Existe, porém, uma forma mais silenciosa e igualmente corrosiva de violência que passa despercebida todos os dias: o etarismo corporativo.

Dentro das empresas, ele se manifesta de maneira sutil. Está nas oportunidades negadas sem explicação, na preferência automática por perfis mais jovens, na desvalorização da experiência e no rótulo de obsolescência atribuído a profissionais mais maduros. Não grita, não escandaliza, mas exclui, limita e desumaniza.

Ser consciente no palco da vida e do trabalho é também um ato ético. Porque toda escolha comunica valores.

Quando líderes ignoram o etarismo, quando empresas não criam espaço para diferentes gerações coexistirem de forma respeitosa, elas estão, na prática, performando um papel de indiferença. E, no palco social, a omissão também é uma forma de violência.
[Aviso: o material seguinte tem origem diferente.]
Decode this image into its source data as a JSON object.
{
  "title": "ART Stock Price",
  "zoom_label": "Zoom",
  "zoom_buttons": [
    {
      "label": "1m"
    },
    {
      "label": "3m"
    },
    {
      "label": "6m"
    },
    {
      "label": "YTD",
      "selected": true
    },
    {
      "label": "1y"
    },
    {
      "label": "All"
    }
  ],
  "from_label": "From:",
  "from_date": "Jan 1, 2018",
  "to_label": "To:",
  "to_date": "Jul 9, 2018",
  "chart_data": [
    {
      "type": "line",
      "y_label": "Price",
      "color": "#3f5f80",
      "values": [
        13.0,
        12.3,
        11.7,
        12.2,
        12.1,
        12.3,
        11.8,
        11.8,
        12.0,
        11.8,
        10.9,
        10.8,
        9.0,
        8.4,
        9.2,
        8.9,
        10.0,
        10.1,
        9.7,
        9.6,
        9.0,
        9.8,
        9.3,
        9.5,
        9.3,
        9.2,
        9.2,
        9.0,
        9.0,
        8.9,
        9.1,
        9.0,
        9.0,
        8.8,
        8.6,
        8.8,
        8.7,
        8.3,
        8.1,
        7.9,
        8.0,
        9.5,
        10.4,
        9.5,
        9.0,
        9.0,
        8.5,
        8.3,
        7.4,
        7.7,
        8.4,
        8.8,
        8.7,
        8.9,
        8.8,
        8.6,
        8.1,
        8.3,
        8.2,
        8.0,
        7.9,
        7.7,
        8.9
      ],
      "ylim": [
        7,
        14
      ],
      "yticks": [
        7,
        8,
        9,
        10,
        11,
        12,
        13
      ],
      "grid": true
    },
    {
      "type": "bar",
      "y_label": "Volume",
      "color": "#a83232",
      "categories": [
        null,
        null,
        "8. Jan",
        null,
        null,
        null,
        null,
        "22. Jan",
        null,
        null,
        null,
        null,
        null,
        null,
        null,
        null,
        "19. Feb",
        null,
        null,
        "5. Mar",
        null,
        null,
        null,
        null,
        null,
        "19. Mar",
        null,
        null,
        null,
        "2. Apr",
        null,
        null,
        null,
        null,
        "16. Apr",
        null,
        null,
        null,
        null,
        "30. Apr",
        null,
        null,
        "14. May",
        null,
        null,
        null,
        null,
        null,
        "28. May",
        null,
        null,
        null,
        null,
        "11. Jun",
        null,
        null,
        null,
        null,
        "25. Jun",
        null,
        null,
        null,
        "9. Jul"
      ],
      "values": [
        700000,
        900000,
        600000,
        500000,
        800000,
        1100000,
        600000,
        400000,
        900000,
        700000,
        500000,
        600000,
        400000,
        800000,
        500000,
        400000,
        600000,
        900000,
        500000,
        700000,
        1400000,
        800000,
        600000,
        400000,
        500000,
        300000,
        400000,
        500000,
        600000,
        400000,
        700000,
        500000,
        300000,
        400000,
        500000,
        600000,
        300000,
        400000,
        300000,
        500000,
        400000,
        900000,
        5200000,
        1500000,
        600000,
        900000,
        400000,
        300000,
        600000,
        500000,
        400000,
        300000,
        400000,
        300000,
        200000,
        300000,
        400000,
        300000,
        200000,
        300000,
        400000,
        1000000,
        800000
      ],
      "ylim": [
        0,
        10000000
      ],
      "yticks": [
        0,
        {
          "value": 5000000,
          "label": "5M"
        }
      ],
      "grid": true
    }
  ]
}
A Inteligência Cênica nos convida a olhar para essas dinâmicas invisíveis. Ela nos lembra que toda organização é uma espécie de encenação coletiva e que a inclusão verdadeira começa quando todos têm o direito de estar em cena, sem precisar esconder partes de si para serem aceitos.

Isso inclui, necessariamente, a valorização da experiência, da trajetória e do repertório que só o tempo constrói.

O etarismo não é apenas uma falha de diversidade. É uma falha de percepção. Revela um ambiente que privilegia velocidade em detrimento de profundidade, novidade em detrimento de consistência, aparência em detrimento de conteúdo.

E isso não empobrece apenas quem é excluído, pois empobrece a própria organização.

Combater o etarismo exige mais do que políticas formais. Exige uma reeducação emocional e cultural. Exige líderes capazes de pausar antes de reproduzir vieses automáticos, de substituir julgamento por escuta e de transformar a diferença em ativo e não em obstáculo.

O futuro do trabalho não será sustentável se não for intergeracional. Ambientes saudáveis são aqueles onde experiências se encontram, onde saberes se complementam e onde ninguém precisa disputar legitimidade por idade.

Nesse cenário, o papel do líder é claro: ser guardião de uma cultura em que todos tenham espaço para contribuir e existir com dignidade.

A Inteligência Cênica nos lembra que cada profissional tem direito a ser protagonista da própria história. E que o papel mais nobre que podemos desempenhar, nas empresas e na sociedade, é garantir que ninguém seja empurrado para fora de cena por causa de sua idade.